House Speaker Bobby Harrell, who would chair any forced ouster effort of the governor by the Republican-controlled Legislature, said it's premature to heed calls from those in his own party to remove Sanford.
"I want to see what the investigation finds before I'm willing to discuss that topic," said Harrell, a Charleston Republican.
Sanford is well known around the capital for his love of charts and graphs. The three-term U.S. congressman and two-term governor describes himself as "methodical" and "left-brained."
But he also admits that he kept his emotions "in a box" and that once a year, he and his guy friends would go on a trip to "let steam out of the box."
At home, the governor avoided going to bars and clubs, rigidly "avoiding even the appearance of evil." But during these trips — mainly overseas adventures to exotic locales — he would have casual encounters with women.
On some of those trips, before he met Chapur, Sanford said he "crossed the lines" with a handful of women.
In January 2001, Sanford took another trip with a buddy, this time to Punta del Este, an exclusive seaside resort in Uruguay. He described going to a club on a "windswept beach" and seeing two women at the edge of the dance floor. One of the women was Chapur; he said he approached her and they began talking and eventually exchanged e-mail addresses.
Sanford told the AP he saw Chapur five times over the past year, including two romantic, multinight stays with her in New York — one in Manhattan, one in the Hamptons, both paid for in cash so no one would know — before they met in the city again with the intention of breaking up.

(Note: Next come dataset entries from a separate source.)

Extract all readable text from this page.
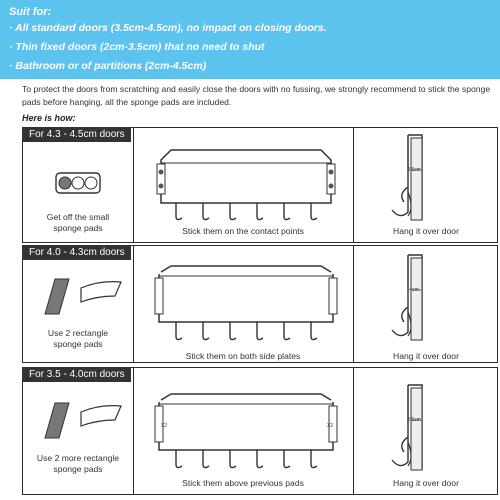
Suit for:
· All standard doors (3.5cm-4.5cm), no impact on closing doors.
· Thin fixed doors (2cm-3.5cm) that no need to shut
· Bathroom or of partitions (2cm-4.5cm)
To protect the doors from scratching and easily close the doors with no fussing, we strongly recommend to stick the sponge pads before hanging, all the sponge pads are included.
Here is how:
For 4.3 - 4.5cm doors
Get off the small
sponge pads	Stick them on the contact points
4.5cm
Hang it over door
For 4.0 - 4.3cm doors
Use 2 rectangle
sponge pads
Stick them on both side plates
4cm
Hang it over door
For 3.5 - 4.0cm doors
Use 2 more rectangle
sponge pads
X2	X2
Stick them above previous pads
3.5cm
Hang it over door
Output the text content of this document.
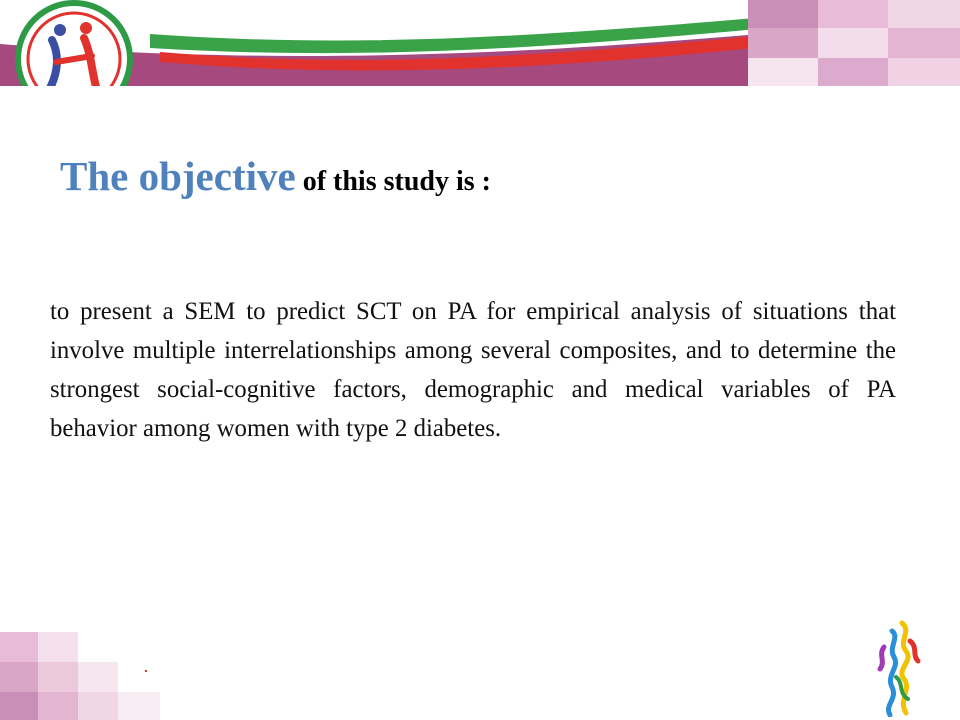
The objective of this study is :
to present a SEM to predict SCT on PA for empirical analysis of situations that involve multiple interrelationships among several composites, and to determine the strongest social-cognitive factors, demographic and medical variables of PA behavior among women with type 2 diabetes.
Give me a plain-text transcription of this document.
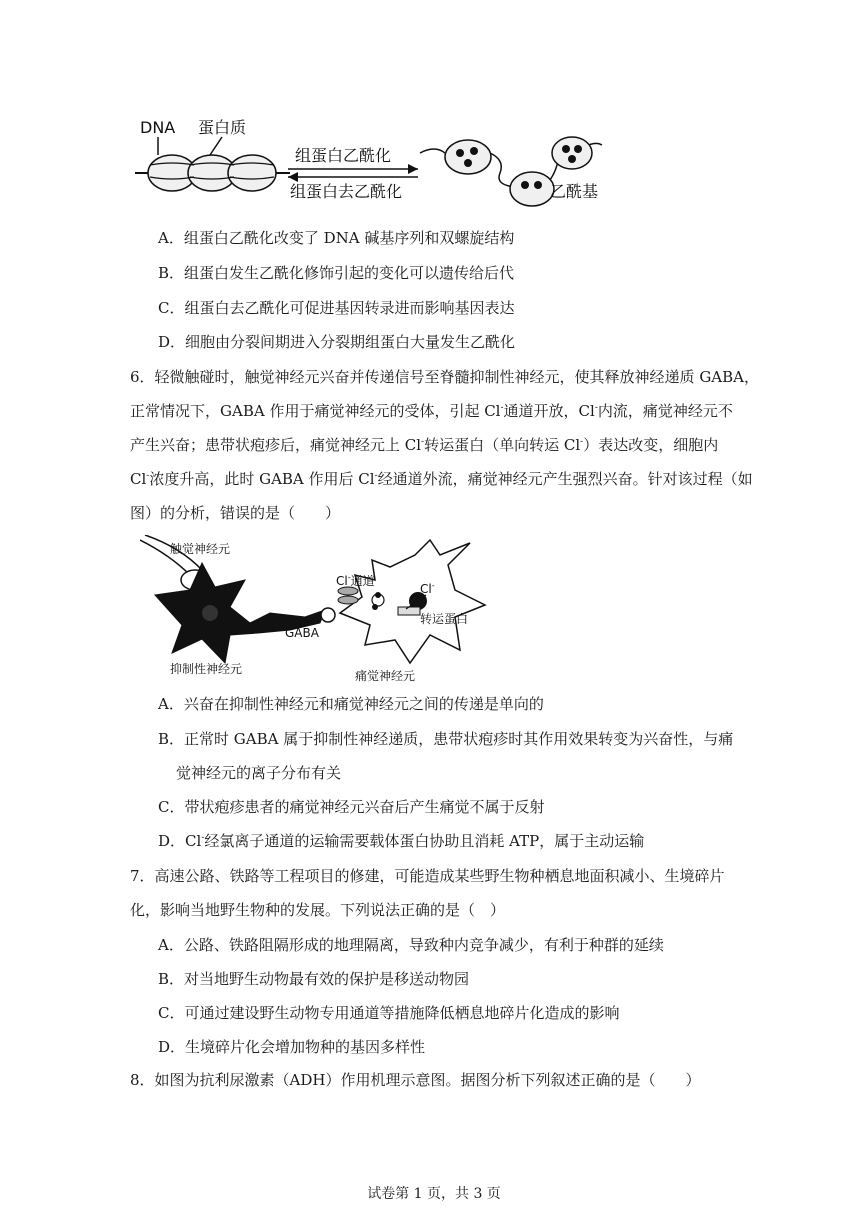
DNA 蛋白质
组蛋白乙酰化
组蛋白去乙酰化	乙酰基
A．组蛋白乙酰化改变了 DNA 碱基序列和双螺旋结构
B．组蛋白发生乙酰化修饰引起的变化可以遗传给后代
C．组蛋白去乙酰化可促进基因转录进而影响基因表达
D．细胞由分裂间期进入分裂期组蛋白大量发生乙酰化
6．轻微触碰时，触觉神经元兴奋并传递信号至脊髓抑制性神经元，使其释放神经递质 GABA，
正常情况下，GABA 作用于痛觉神经元的受体，引起 Cl-通道开放，Cl-内流，痛觉神经元不
产生兴奋；患带状疱疹后，痛觉神经元上 Cl-转运蛋白（单向转运 Cl-）表达改变，细胞内
Cl-浓度升高，此时 GABA 作用后 Cl-经通道外流，痛觉神经元产生强烈兴奋。针对该过程（如
图）的分析，错误的是（　　）
触觉神经元
GABA
抑制性神经元
Cl-通道
Cl-
转运蛋白
痛觉神经元
A．兴奋在抑制性神经元和痛觉神经元之间的传递是单向的
B．正常时 GABA 属于抑制性神经递质，患带状疱疹时其作用效果转变为兴奋性，与痛
觉神经元的离子分布有关
C．带状疱疹患者的痛觉神经元兴奋后产生痛觉不属于反射
D．Cl-经氯离子通道的运输需要载体蛋白协助且消耗 ATP，属于主动运输
7．高速公路、铁路等工程项目的修建，可能造成某些野生物种栖息地面积减小、生境碎片
化，影响当地野生物种的发展。下列说法正确的是（　）
A．公路、铁路阻隔形成的地理隔离，导致种内竞争减少，有利于种群的延续
B．对当地野生动物最有效的保护是移送动物园
C．可通过建设野生动物专用通道等措施降低栖息地碎片化造成的影响
D．生境碎片化会增加物种的基因多样性
8．如图为抗利尿激素（ADH）作用机理示意图。据图分析下列叙述正确的是（　　）
试卷第 1 页，共 3 页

He said he saw her two other times before that, including their first meeting.
"There was some kind of connection from the very beginning," he said, though neither that first encounter nor a 2004 coffee date in New York during the Republican National Convention were romantic.

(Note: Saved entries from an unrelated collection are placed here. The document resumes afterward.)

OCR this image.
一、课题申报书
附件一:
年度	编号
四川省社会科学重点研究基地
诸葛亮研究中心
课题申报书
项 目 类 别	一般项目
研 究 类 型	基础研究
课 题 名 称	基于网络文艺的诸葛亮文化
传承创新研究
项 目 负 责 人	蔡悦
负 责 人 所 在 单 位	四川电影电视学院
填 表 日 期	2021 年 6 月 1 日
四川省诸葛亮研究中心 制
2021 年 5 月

Their relationship turned physical, he said, during a government trip to Brazil and Argentina in June 2008, and when he returned, the e-mails that had started years earlier began to reflect anguish over what they had done.
Just before Christmas, a frantic Chapur called Sanford: Someone had hacked into her e-mail account and discovered their missives. Politically, Sanford was at the top of his game: He had been elected chairman of the Republican Governors Association and there was talk of him running for president in 2012.
About a month later, Jenny Sanford, his wife of 20 years, discovered one of his letters to Chapur.
"She was visibly shaken," Sanford said.
The couple began Christian couples counseling. One friend suggested that Sanford needed to break it off quickly.
But Sanford couldn't do it.
"Rightly or wrongly, this person had come to be a dear friend," he said.
He asked his wife for permission to say goodbye to Chapur face to face. She refused, but then relented when a trusted spiritual adviser agreed to act as chaperone for a meeting between Sanford and Chapur.
Sanford, his spiritual mentor and Chapur met in New York in early February. They attended a church service and went to dinner. "Plenty of tears," is how Sanford described the goodbye.
In the following months, Sanford threw himself into work.
He was the leading voice criticizing the various bailout and stimulus plans as pork-laden boondoggles. In March, Sanford tried to reject $700 million in stimulus money.
All that time, Sanford was still secretly corresponding with Chapur.
On June 18, the legislative session over, Sanford slipped the shackles of public life and flew to Argentina without telling anyone. He saw Chapur again after his wife expressly told him not to, leaving the country without telling his staff and instead leading them to believe he was hiking the Appalachian Trail.
He and Jenny say they are trying to reconcile their marriage but have not been sharing the same house for several weeks.